GamesRadars Henry Gilbert called her his favorite resident in Animal Crossing due to her cute appearance and reliability. Writer Brittany Vincent called Isabelle one of the most adorable Animal Crossing characters. Writer Jaime Carrillo called her the best helper in video games. Author Ashley Brown discussed Animal Crossings systems where characters in the game are designed to be aware of the passage of time. She discussed Isabelle's dialogue in particular, where she will become flustered if the player chooses to try and delete the town. She brings up the residents and the town's history, which Brown says is a novel concept but one that may cause distress.

Isabelle has been a popular suggestion for Super Smash Bros. Ultimate among fans. Electronic Gaming Monthly writer Mollie L. Patterson praised her inclusion in Mario Kart 8, calling her adorable and stating her infatuation with the character. Nadia Oxford considered Isabelle as part of one of the best downloadable content packs in 2015, calling her adorable. Writer Gita Jackson called Isabelle her "precious angel" and that Isabelle appearing in Super Smash Bros. Ultimate constituted a birthday gift to her. Game Informers Jeff Cork noted that Isabelle was a particular favorite for him among Ultimates newcomers. Writer Jeremy Parish ranked Isabelle as his 11th best character in Super Smash Bros. Ultimate. He called her the "most lovable, loyal, hard-working character" Nintendo has. She is also his favorite character in Mario Kart 8 Deluxe. Paste magazine writer Holly Green ranked her as her least favorite of the newcomers in Ultimate, noting her dislike of some of her moves while praising her Fishing Rod attack. Fellow Paste writer Natalie Flores called her the cutest character in Super Smash Bros.

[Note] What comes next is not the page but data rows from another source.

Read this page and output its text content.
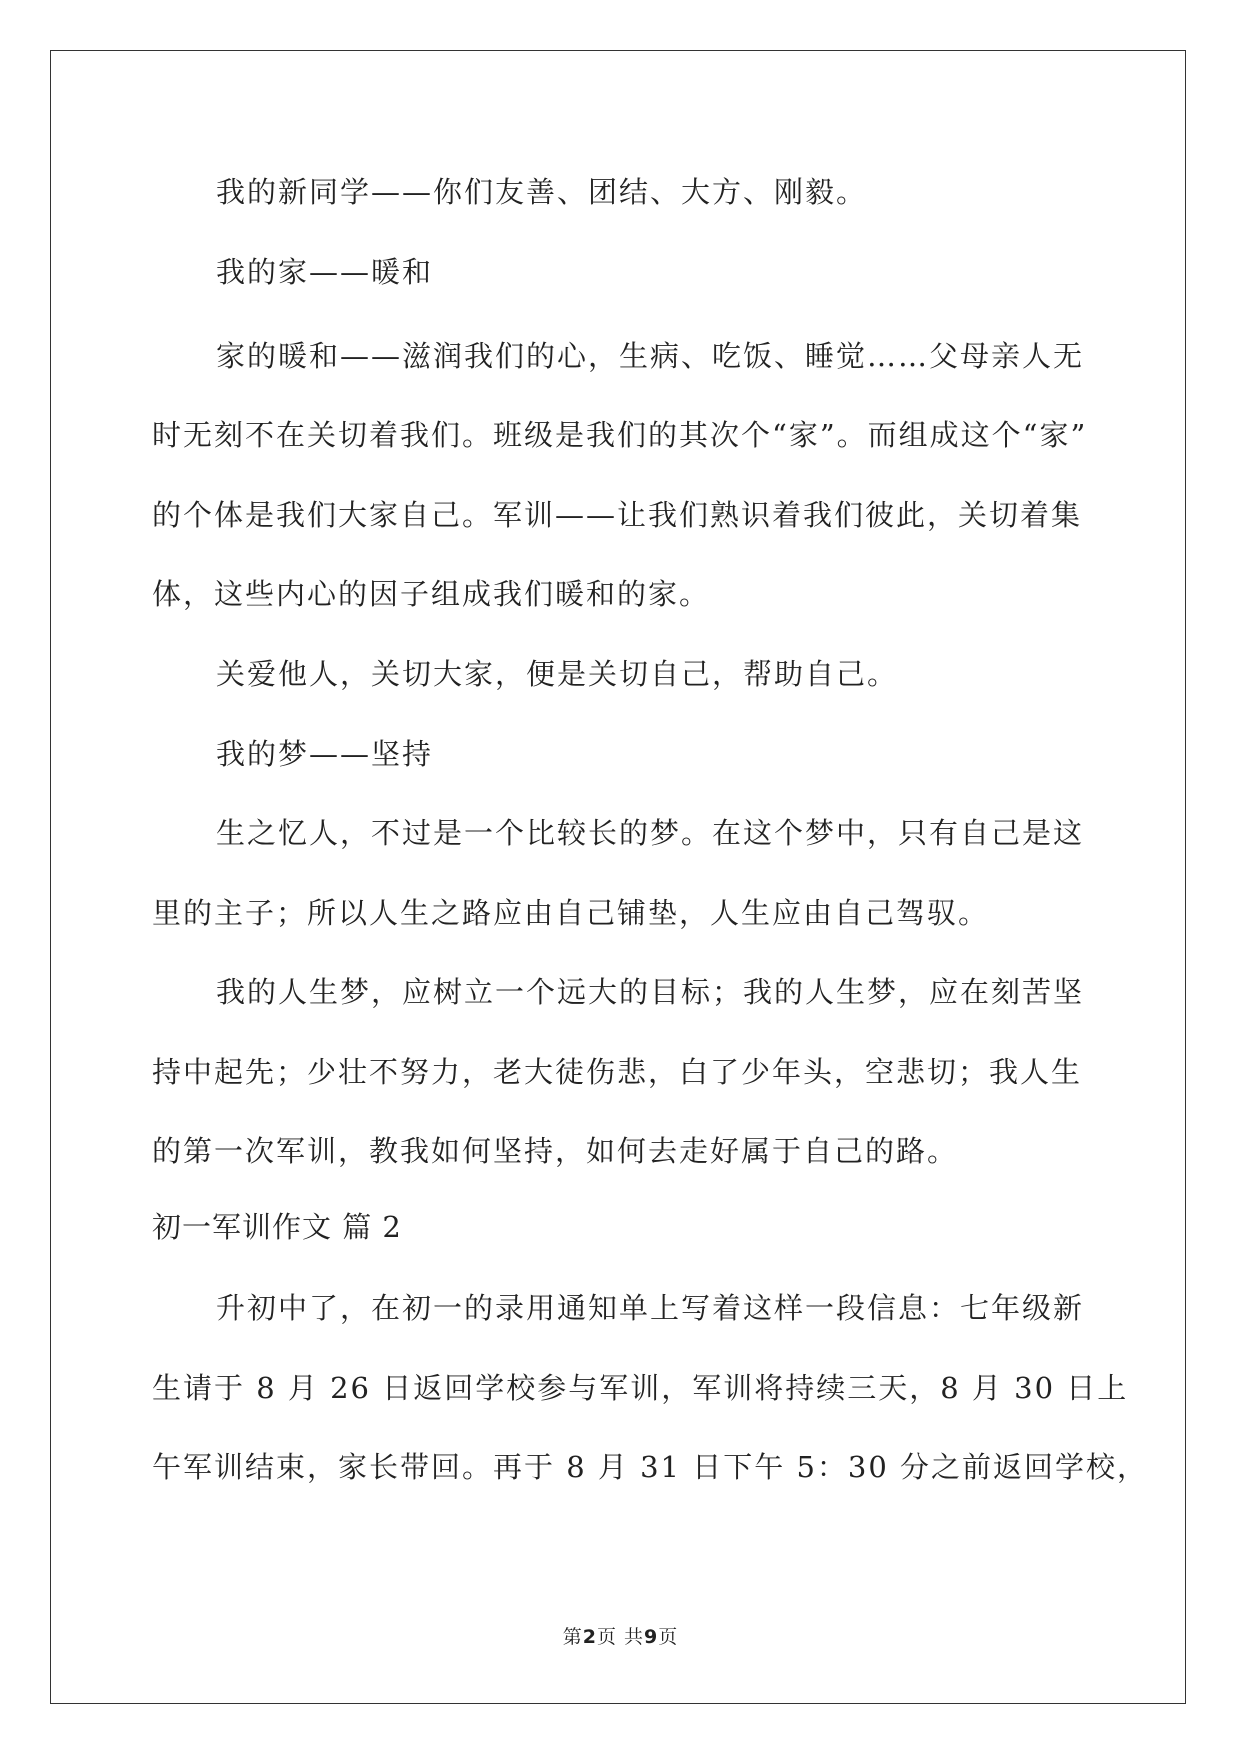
我的新同学——你们友善、团结、大方、刚毅。
我的家——暖和
家的暖和——滋润我们的心，生病、吃饭、睡觉……父母亲人无
时无刻不在关切着我们。班级是我们的其次个“家”。而组成这个“家”
的个体是我们大家自己。军训——让我们熟识着我们彼此，关切着集
体，这些内心的因子组成我们暖和的家。
关爱他人，关切大家，便是关切自己，帮助自己。
我的梦——坚持
生之忆人，不过是一个比较长的梦。在这个梦中，只有自己是这
里的主子；所以人生之路应由自己铺垫，人生应由自己驾驭。
我的人生梦，应树立一个远大的目标；我的人生梦，应在刻苦坚
持中起先；少壮不努力，老大徒伤悲，白了少年头，空悲切；我人生
的第一次军训，教我如何坚持，如何去走好属于自己的路。
初一军训作文 篇 2
升初中了，在初一的录用通知单上写着这样一段信息：七年级新
生请于 8 月 26 日返回学校参与军训，军训将持续三天，8 月 30 日上
午军训结束，家长带回。再于 8 月 31 日下午 5：30 分之前返回学校，
第2页 共9页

IGNs Tom Marks called her "fantastic" and "charming," but lamented her as being similar to Villager. Jeremy Parish of Polygon ranked 73 fighters from Super Smash Bros. Ultimate "from garbage to glorious", listing Isabelle as 11th and claiming the character as "The most lovable, loyal, hard-working character in the Nintendo pantheon, Isabelle can't be defeated." Gavin Jasper of Den of Geek ranked Isabelle as 41st of Super Smash Bros. Ultimate characters, and calling her as adorable dog version of Leslie Knope. In 2019, 15-year-old female player "Bocchi" was noted for pulling off an upset victory with Isabelle, a low-tier character, over top-ranking player "Ally" using top-tier character Solid Snake during a Super Smash Bros. Ultimate tournament.

When Animal Crossing: New Horizons was delayed and ultimately released on the same day as Doom Eternal, fans of both games began creating and sharing fan art depicting Isabelle and Doomguy together as friends, which eventually trended on social media in 2020. Commentators responded positively towards the fan-made pairing, including acknowledgments from Aya Kyogoku, director of New Horizons, as well as Doom franchise owners Bethesda. The Isabelle and Doomguy friendship pairing has also been subject to other forms of fan labor, including fan videos and cosplay, also including Metroid character Samus Aran. In October 2021, after the addition of Doomguy as a Mii Fighter costume in Super Smash Bros. Ultimate, together with Isabelle on the roster, the final update of the game was dubbed "friendship" and "love story" by video game publications.